Zillow Group, Instanet and Form Simplicity (which is owned by Florida Realtors) all denied selling user data.
“We absolutely do not sell user data, never have and never will,” said Tricia Stamper, Florida Realtors’ director of technology, in an email.
Errol Samuelson, Zillow Group’s chief industry development officer, pointed out that dotloop’s Data Privacy Guarantee confirms that:
- Dotloop customers own the data they put into dotloop
- Dotloop will not use this data as part of any other Zillow Group products or services unless customers have given the company permission to do so
- Dotloop does not disclose customer data except where required by law or authorized by the customers in question
“This policy was published in 2015. As recently as May 11, 2018, we confirmed with CAR/REBS (the majority shareholder in zipLogix) that this policy is still in force,” Samuelson said in an email.
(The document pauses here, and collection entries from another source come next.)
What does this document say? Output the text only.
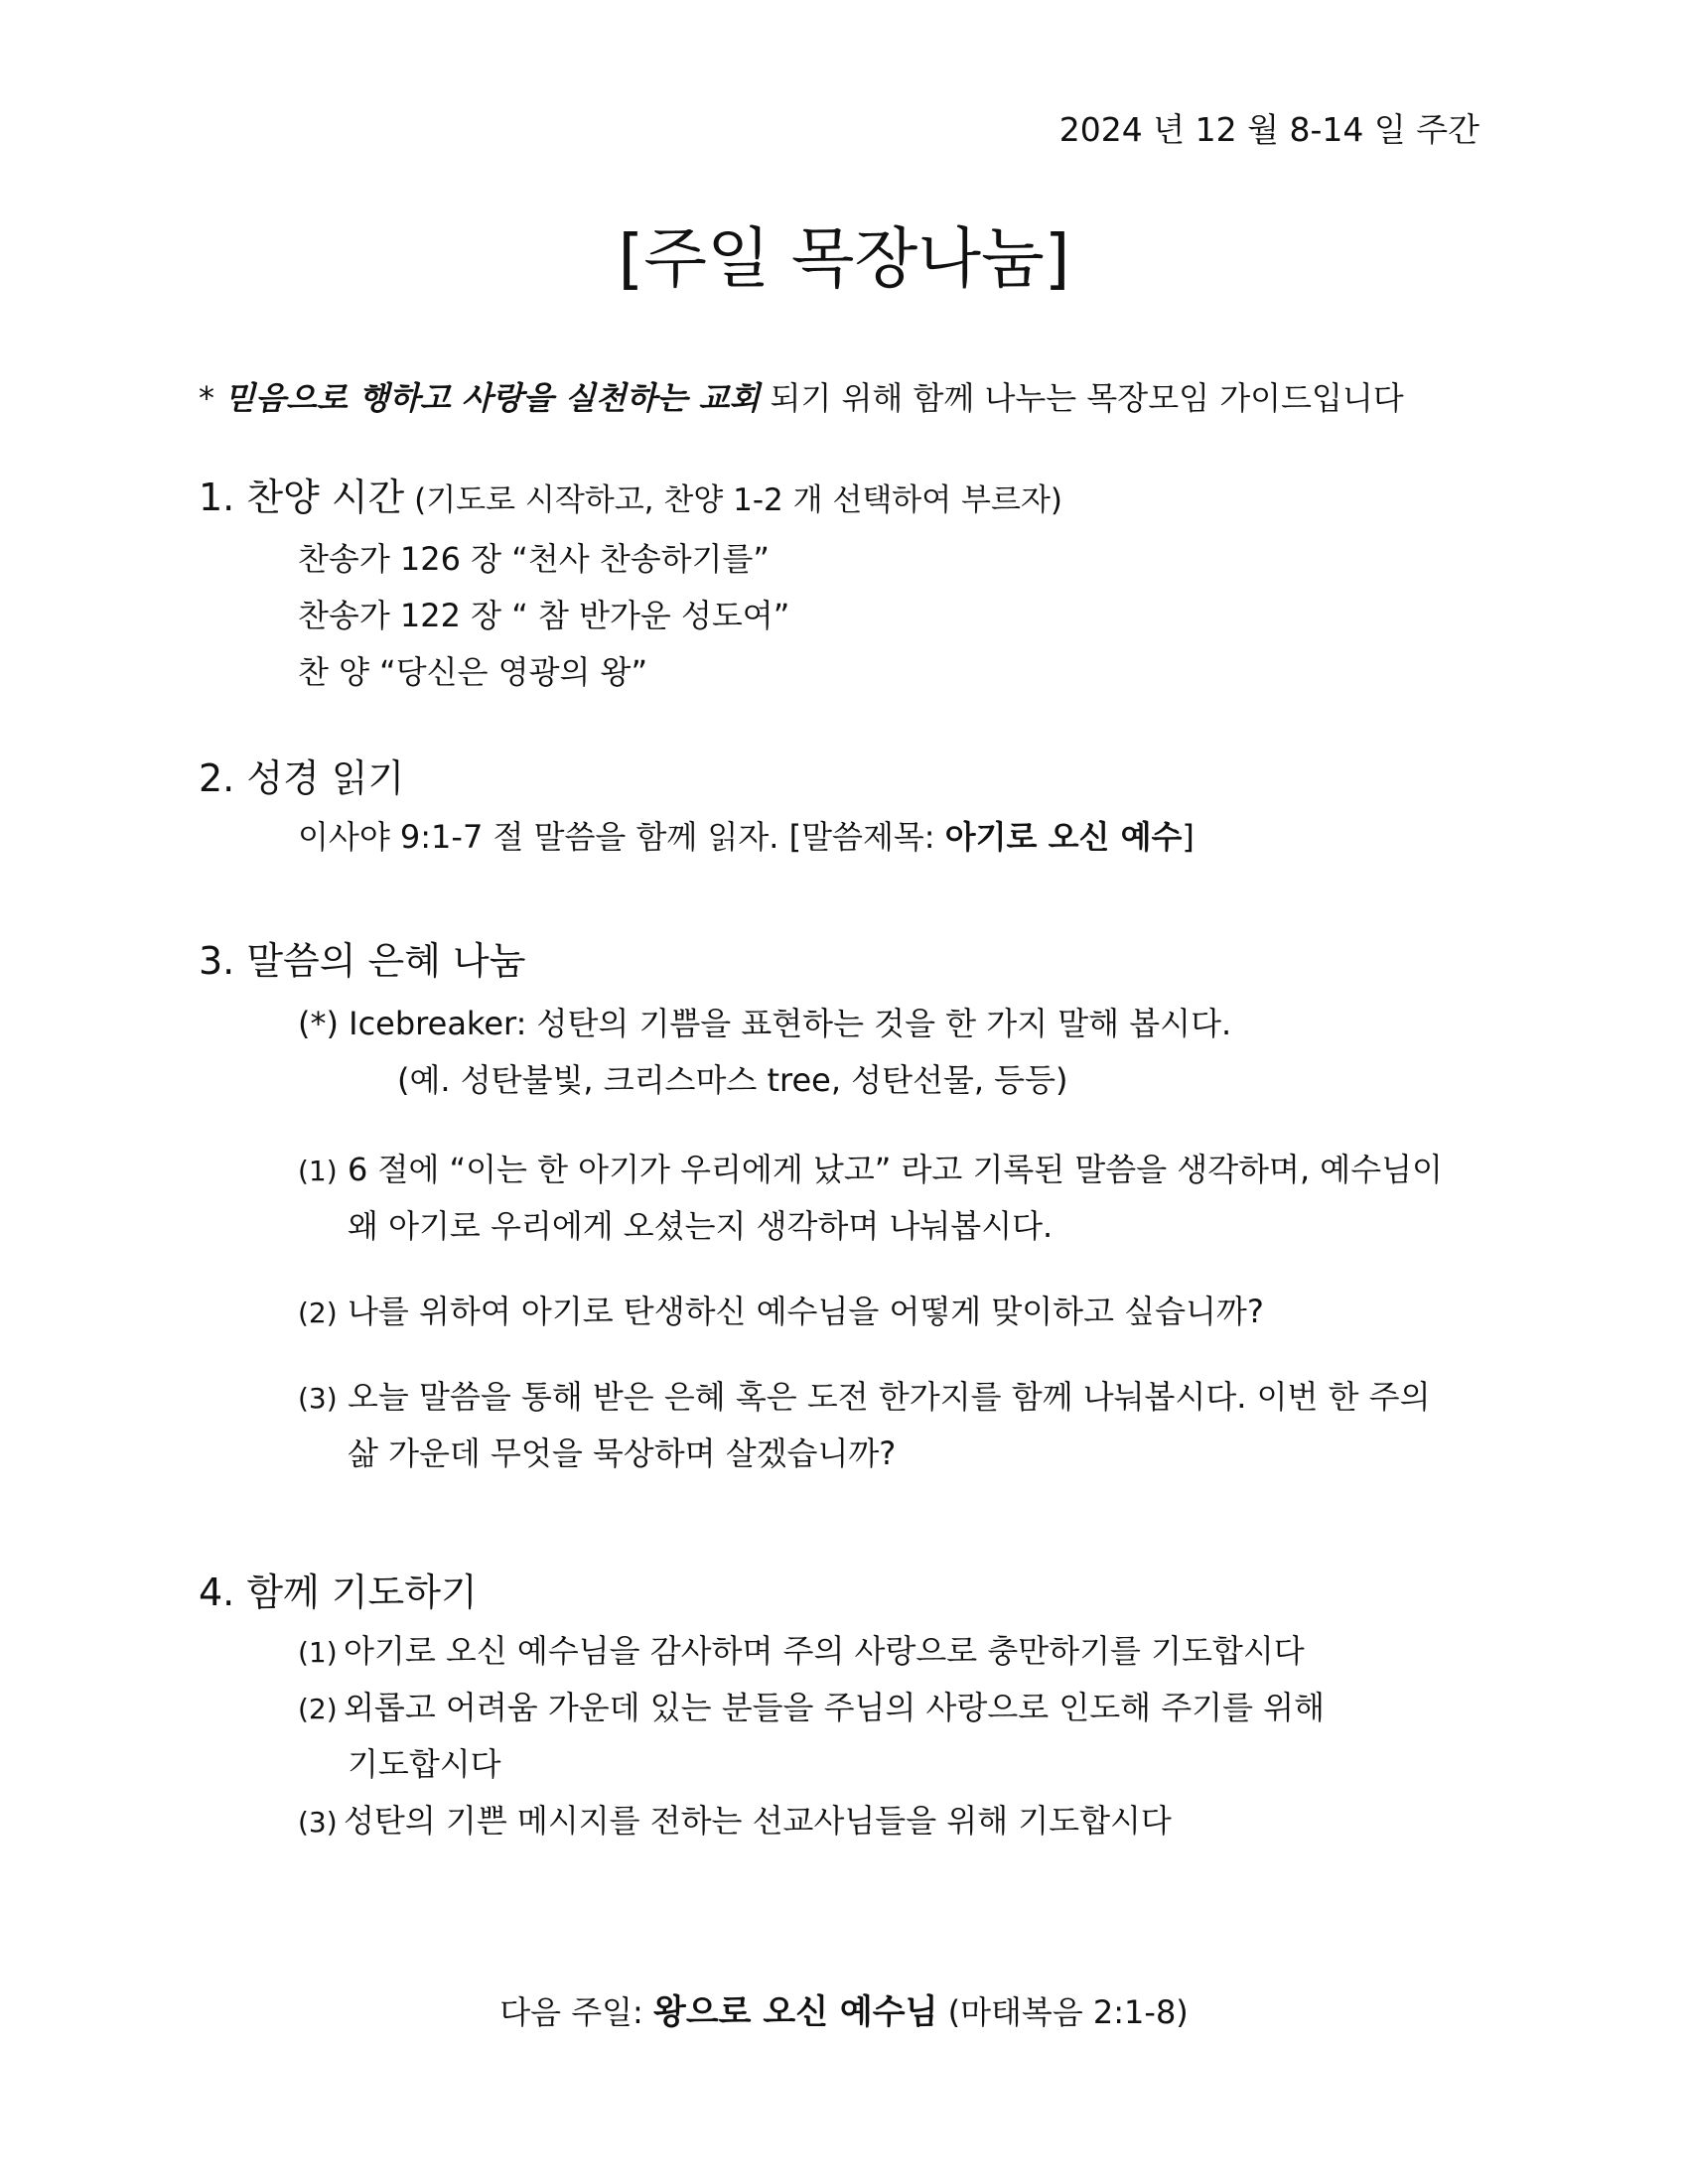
2024 년 12 월 8-14 일 주간
[주일 목장나눔]
* 믿음으로 행하고 사랑을 실천하는 교회 되기 위해 함께 나누는 목장모임 가이드입니다
1. 찬양 시간 (기도로 시작하고, 찬양 1-2 개 선택하여 부르자)
찬송가 126 장 “천사 찬송하기를”
찬송가 122 장 “ 참 반가운 성도여”
찬 양 “당신은 영광의 왕”
2. 성경 읽기
이사야 9:1-7 절 말씀을 함께 읽자. [말씀제목: 아기로 오신 예수]
3. 말씀의 은혜 나눔
(*) Icebreaker: 성탄의 기쁨을 표현하는 것을 한 가지 말해 봅시다.
(예. 성탄불빛, 크리스마스 tree, 성탄선물, 등등)
(1) 6 절에 “이는 한 아기가 우리에게 났고” 라고 기록된 말씀을 생각하며, 예수님이
왜 아기로 우리에게 오셨는지 생각하며 나눠봅시다.
(2) 나를 위하여 아기로 탄생하신 예수님을 어떻게 맞이하고 싶습니까?
(3) 오늘 말씀을 통해 받은 은혜 혹은 도전 한가지를 함께 나눠봅시다. 이번 한 주의
삶 가운데 무엇을 묵상하며 살겠습니까?
4. 함께 기도하기
(1) 아기로 오신 예수님을 감사하며 주의 사랑으로 충만하기를 기도합시다
(2) 외롭고 어려움 가운데 있는 분들을 주님의 사랑으로 인도해 주기를 위해
기도합시다
(3) 성탄의 기쁜 메시지를 전하는 선교사님들을 위해 기도합시다
다음 주일: 왕으로 오신 예수님 (마태복음 2:1-8)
Patrick Arkeveld, CEO of Instanet parent company Lone Wolf Technologies, told Inman he and his staff “were taken aback” by Peterson’s statements at the forum.
“We have never sold or shared any data and, specifically, have never sold any transactional data from TransactionDesk,” he said via email.
“We appreciate the business of the Realtor community, respect data privacy and take great care to protect the data and documents put into our system by Realtor. We would appreciate it if that statement [from zipLogix] was clarified.”
ZipLogix did not respond to a request for comment for this story.
The company recently caused a stir when it sent a survey question to the NAR board that only let respondents vote for options that portrayed zipLogix in a positive light.